Verbo - é a palavra que pode sofrer as flexões de tempo, pessoa, número
e modo. (critério morfológico) (...) é a palavra que pode ser conjugada;
indica essencialmente um desenvolvimento, um processo (ação, estado
ou fenômeno) (critério semântico).
Advérbio - é a palavra invariável, (critério morfológico) que modifica
essencialmente o verbo (critério funcional), exprimindo uma circunstância
(tempo, modo, lugar etc.)(critério funcional).
Preposição - é a palavra invariável (critério morfológico) que liga duas
outras palavras entre si (critério funcional), estabelecendo entre elas
certas relações (critério semântico).
Conjunção - é a palavra invariável (critério morfológico) que liga orações,
ou, ainda, termos de uma mesma função sintática (critério funcional).
Interjeição - é a palavra invariável (critério morfológico) que exprime
emoção ou sentimento repentino (critério semântico).
ATENÇÃO
Essas definições são incompletas e devem
ser revistas, porque privilegiam, seguindo
a
tradição
gramatical,
quase
que
exclusivamente o critério semântico.
Em um dos compêndios analisados, encontra-se, inclusive, a seguinte afirmação sobre
as interjeições: "As interjeições são, na verdade, frases implícitas, e não palavras
invariáveis.

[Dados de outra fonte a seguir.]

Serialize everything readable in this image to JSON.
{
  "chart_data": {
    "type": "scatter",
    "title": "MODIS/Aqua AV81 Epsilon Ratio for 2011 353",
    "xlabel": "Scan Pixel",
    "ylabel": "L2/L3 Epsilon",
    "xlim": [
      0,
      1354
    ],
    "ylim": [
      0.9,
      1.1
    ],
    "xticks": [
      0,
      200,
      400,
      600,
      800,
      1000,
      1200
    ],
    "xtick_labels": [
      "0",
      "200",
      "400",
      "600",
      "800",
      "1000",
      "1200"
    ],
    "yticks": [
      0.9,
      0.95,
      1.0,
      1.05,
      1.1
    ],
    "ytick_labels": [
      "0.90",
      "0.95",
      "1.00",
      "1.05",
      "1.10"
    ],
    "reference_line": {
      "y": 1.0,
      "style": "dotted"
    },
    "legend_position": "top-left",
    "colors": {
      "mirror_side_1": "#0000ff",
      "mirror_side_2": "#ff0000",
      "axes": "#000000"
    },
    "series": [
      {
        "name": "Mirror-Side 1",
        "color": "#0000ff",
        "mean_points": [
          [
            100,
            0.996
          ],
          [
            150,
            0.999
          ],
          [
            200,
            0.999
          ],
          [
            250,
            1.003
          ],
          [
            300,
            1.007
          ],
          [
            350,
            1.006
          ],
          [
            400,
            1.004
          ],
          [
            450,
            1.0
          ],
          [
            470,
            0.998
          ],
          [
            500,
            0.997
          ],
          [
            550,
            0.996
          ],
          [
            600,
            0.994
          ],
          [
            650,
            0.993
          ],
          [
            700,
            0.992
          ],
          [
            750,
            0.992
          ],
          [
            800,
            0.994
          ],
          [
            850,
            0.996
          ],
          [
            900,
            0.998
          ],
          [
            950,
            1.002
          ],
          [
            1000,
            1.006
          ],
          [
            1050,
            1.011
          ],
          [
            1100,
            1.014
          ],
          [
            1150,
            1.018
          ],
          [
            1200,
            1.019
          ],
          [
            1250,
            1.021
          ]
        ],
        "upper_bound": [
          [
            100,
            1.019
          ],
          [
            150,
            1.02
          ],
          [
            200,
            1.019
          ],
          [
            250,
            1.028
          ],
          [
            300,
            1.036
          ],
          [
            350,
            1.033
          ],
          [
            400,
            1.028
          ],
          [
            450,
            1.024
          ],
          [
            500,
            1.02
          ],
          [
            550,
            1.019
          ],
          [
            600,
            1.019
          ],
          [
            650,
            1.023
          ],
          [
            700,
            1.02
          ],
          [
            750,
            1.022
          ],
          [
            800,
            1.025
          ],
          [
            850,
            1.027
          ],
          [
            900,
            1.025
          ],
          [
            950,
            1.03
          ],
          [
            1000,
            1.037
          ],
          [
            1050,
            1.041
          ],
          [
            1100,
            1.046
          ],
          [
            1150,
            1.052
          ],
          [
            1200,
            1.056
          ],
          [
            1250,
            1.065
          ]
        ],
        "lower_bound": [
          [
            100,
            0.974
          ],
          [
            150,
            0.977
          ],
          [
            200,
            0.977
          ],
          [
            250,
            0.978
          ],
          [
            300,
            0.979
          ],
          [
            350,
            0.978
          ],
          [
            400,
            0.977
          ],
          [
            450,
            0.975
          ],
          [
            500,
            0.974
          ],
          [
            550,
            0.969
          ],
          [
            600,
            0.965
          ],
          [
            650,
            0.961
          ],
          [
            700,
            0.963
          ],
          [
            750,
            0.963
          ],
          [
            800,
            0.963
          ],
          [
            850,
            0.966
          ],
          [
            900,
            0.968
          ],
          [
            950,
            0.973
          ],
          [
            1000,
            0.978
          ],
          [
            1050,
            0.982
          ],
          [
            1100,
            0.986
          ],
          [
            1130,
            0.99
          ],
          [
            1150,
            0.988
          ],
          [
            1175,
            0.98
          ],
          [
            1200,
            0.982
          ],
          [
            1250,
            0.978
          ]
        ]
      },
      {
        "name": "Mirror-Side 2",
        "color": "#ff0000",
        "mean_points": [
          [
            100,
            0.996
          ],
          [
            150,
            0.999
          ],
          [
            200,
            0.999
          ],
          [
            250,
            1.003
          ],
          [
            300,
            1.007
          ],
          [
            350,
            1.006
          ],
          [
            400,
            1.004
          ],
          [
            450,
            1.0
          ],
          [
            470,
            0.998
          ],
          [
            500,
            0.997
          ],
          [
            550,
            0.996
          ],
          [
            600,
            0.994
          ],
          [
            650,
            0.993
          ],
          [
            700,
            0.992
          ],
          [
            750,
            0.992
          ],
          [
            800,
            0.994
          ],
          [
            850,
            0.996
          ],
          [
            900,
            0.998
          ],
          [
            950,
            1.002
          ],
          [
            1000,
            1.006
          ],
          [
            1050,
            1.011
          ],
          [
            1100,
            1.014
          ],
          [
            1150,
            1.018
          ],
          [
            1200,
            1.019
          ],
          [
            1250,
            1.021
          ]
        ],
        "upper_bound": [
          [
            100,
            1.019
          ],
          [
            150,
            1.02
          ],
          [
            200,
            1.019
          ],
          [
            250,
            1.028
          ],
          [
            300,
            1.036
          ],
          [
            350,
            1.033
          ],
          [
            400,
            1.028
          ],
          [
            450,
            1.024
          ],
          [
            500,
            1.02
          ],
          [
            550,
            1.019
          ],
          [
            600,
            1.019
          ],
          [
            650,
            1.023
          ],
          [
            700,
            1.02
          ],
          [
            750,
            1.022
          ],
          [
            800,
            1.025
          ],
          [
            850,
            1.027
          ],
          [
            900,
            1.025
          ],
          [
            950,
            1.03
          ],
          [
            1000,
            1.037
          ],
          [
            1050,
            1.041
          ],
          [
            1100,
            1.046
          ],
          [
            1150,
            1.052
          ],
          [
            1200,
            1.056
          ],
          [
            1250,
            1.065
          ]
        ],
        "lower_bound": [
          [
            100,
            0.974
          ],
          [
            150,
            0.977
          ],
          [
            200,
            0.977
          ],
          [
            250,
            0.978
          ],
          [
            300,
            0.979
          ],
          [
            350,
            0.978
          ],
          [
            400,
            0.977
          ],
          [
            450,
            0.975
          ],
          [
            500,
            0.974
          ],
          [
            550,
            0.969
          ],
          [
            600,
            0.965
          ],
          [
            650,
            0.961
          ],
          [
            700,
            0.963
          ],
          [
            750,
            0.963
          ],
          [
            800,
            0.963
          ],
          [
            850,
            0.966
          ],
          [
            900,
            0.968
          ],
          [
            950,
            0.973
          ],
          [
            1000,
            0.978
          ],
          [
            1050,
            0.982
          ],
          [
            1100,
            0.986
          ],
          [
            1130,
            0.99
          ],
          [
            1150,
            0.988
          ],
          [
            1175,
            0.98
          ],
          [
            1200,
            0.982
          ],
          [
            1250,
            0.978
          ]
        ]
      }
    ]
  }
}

Comprova-o o fato de a interjeição não exercer nenhuma função na
oração." Esse tipo de definição é contraditório porque, apesar de encaminhar a
argumentação com base em um critério funcional ("a interjeição é uma frase
implícita"), conclui o raciocínio com base em um critério morfo-semântico ("palavra
invariável que exprime noção ou sentimento repentino").
Tendo em vista esse problema, vamos procurar trabalhar, nesta unidade, com uma
classificação que tenha uma coerência maior, levando em conta as considerações
anteriormente feitas.
Elizabeth B. R. Oliveira, José Luiz C. Negrini e Nina R. P. Lourenço (1977), na série
"Encontro com a linguagem", publicação destinada ao ensino de língua e literatura no
Ensino Médio, apresentam um estudo muito coerente das classes de vocábulos,
seguindo a linha proposta por Mattoso Câmara. Três critérios, portanto, orientam o
estudo de cada uma das classes: o funcional, o mórfico e o semântico, coerentemente
com o que foi discutido antes. Essa orientação, ao lado da de Perini, é a que
seguiremos na abordagem de cada classe em particular.